Louis and Marie’s story was pieced together from their memories and those of their family. His dream had always been to farm the land – his own land. He was tired of working as a laborer on the farms of wealthy landowners. Hearing that growing rice in Vermilion Parish could be a profitable venture, he decided to make the move to Southwest Louisiana to fulfill his dream. Sometime in the early 1900s, he gathered up Marie, their few belongings and their small savings and made the long trip to Abbeville, where he and Marie were married. After a few years working on others’ farms in the Kaplan area, he saved enough money to make a down payment on a small farm.
According to the 1910 U.S. Census, Louis and Marie had three children, all girls: Edna, age 4; Wilda, age 3; and Ella, age 2. Later, they also had two more children: sons Arthur (“Pee Wee”) and Clarence.
From oral history, we know Louis never realized his dream of becoming a prosperous rice farmer. In about 1924, when his farm failed, he moved his family to Morgan City. His uncle, Walter Ozio, who lived there, offered to help Louis find work and a house to rent. By this time, the eldest Duplantis daughter, Edna, had married Arvin Marceaux and remained in Vermilion Parish. Their first home in Morgan City was a small “shotgun house” on the first block of Fifth Street. Marie continued taking care of their home and children. Wilda and Ella, teenagers now, contributed to the family income by doing housework for neighbors.
Following this major life change, Louis had many occupations that proved he never shirked hard work. For some years, he was employed as a laborer at Norman-Breaux Lumber Company. He also went to work on a road-building crew in North Louisiana, as part of the Civilian Conservation Corps, a New Deal program established to provide jobs for the unemployed during the Depression. He was joined on that job by Alfred Arceneaux, his daughter Wilda’s husband. In his later years, he worked for the Morgan City Public Works Department, often driving road maintenance equipment. (During some of his school holidays, his grandson Ralph worked with him.)

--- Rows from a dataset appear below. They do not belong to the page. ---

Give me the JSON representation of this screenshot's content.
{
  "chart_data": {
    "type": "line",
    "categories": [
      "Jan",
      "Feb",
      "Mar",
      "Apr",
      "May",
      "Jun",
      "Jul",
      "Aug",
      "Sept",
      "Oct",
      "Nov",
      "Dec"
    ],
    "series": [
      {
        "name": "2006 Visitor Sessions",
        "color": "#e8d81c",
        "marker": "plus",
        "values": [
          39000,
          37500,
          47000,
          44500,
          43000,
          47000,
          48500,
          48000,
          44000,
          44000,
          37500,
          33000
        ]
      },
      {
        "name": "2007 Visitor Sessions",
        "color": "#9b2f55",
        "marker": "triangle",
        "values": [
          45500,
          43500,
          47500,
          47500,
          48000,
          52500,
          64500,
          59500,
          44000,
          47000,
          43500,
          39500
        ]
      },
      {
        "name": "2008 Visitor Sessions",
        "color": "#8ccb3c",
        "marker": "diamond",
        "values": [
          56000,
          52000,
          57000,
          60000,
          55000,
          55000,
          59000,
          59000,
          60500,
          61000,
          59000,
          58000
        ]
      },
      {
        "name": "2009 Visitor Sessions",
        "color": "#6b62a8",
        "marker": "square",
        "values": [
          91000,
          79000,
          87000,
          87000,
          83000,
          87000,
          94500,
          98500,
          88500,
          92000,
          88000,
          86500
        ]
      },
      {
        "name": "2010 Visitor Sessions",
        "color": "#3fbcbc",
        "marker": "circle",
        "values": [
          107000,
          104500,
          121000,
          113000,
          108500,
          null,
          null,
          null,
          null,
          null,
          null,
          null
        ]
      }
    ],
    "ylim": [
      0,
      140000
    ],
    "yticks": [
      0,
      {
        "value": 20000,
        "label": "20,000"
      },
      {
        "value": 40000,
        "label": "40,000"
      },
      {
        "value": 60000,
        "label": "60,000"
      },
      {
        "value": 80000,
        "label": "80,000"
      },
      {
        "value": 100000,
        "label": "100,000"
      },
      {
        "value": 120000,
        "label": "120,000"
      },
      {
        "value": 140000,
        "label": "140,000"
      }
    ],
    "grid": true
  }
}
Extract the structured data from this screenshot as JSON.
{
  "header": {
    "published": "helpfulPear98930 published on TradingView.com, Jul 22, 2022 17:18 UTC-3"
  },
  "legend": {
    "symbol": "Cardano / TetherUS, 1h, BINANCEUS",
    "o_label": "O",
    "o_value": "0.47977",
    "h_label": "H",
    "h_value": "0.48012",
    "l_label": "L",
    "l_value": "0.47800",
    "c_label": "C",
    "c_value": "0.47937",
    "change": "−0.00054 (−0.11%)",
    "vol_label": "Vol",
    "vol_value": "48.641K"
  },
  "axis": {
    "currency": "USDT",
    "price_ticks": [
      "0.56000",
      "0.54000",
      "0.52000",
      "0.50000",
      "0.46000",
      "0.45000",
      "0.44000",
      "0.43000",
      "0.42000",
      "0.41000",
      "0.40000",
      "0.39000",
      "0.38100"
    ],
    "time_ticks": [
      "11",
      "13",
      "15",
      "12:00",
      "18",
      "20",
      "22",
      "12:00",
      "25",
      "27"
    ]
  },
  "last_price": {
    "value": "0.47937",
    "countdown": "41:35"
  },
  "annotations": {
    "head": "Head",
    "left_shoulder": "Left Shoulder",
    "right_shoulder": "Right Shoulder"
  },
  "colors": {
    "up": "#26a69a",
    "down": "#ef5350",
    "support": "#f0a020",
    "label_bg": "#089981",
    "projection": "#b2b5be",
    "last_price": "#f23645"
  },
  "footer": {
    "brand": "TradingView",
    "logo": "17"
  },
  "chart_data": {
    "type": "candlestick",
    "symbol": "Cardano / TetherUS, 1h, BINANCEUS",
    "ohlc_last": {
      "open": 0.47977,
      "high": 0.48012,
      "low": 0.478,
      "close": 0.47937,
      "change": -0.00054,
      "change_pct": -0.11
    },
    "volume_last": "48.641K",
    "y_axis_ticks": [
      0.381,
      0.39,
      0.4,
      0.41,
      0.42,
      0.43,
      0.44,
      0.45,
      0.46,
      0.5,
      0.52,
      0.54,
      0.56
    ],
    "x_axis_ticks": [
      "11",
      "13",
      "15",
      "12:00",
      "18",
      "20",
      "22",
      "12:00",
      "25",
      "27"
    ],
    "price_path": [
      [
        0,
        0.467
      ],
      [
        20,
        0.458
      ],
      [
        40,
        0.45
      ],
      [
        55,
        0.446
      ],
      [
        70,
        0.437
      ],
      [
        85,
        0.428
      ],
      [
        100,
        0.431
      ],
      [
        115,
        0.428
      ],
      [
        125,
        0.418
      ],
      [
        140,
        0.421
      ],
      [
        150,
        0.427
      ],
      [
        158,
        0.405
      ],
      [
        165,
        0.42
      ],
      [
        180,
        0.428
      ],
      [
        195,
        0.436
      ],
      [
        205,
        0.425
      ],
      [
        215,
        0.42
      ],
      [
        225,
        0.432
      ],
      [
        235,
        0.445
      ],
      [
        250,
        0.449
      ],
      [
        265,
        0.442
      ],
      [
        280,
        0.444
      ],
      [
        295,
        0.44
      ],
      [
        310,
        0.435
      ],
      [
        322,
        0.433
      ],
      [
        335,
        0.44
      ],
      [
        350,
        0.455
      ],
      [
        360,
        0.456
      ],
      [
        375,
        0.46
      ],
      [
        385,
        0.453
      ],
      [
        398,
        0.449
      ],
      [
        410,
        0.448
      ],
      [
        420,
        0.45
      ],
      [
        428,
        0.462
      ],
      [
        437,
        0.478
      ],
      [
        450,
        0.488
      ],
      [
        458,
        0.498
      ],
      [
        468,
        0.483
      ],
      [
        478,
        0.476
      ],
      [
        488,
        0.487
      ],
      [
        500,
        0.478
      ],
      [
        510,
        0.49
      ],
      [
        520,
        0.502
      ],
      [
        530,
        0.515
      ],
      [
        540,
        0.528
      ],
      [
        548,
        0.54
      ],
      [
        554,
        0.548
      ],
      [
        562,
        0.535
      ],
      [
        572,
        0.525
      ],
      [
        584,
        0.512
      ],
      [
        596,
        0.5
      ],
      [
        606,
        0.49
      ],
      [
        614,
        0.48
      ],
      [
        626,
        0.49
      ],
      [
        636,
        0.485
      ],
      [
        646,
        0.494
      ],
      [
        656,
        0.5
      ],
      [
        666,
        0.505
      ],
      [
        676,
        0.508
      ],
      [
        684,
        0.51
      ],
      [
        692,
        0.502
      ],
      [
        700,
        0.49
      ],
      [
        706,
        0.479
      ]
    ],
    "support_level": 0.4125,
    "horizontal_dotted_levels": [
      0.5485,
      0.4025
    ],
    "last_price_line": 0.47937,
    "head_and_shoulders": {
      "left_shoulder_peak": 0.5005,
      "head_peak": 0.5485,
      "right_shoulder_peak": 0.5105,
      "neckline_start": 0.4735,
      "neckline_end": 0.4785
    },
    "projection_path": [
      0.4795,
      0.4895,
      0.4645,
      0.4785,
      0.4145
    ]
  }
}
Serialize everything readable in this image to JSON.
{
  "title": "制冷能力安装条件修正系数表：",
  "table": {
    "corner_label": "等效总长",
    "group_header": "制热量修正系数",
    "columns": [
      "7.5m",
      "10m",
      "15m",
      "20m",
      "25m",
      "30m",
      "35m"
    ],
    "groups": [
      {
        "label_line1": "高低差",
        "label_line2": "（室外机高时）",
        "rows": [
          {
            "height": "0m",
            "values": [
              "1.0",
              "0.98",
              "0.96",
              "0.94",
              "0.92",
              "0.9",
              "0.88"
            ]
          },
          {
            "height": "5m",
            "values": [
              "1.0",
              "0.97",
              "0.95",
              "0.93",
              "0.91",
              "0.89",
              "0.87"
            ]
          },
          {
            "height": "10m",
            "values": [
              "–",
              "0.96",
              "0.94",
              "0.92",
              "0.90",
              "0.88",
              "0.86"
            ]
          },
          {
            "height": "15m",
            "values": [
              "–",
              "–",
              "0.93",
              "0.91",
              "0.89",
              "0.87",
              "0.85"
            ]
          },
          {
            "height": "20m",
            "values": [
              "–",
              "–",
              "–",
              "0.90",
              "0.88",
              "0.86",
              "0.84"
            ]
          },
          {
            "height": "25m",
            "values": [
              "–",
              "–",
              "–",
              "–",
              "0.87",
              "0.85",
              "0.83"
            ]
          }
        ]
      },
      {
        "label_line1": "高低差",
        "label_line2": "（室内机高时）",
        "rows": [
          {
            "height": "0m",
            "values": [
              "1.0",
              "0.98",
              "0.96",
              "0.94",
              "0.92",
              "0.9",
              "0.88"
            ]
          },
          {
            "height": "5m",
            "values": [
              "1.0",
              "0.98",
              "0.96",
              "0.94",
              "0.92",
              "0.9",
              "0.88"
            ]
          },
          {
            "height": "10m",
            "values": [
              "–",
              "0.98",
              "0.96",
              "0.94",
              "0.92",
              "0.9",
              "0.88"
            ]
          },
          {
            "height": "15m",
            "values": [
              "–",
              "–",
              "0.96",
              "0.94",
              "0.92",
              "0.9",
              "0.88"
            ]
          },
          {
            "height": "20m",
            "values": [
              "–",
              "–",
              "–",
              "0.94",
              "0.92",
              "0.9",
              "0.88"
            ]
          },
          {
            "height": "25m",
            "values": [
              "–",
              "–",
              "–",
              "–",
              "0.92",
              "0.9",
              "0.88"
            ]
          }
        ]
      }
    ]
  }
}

In the 1940s, the Warren Ditch family developed some of their property from Sixth Street to Highway 90, creating a new subdivision in Morgan City, called the Ditch Annex. Louis and Marie bought a lot on Florence Street, between Eighth and Ninth Streets, and built their own home, where they lived until their deaths. It was on this property that Louis enjoyed the years of his retirement, farming his own land, with Marie, the contented farmer’s wife, at his side.
Louis passed away in 1964; Marie, in 1967.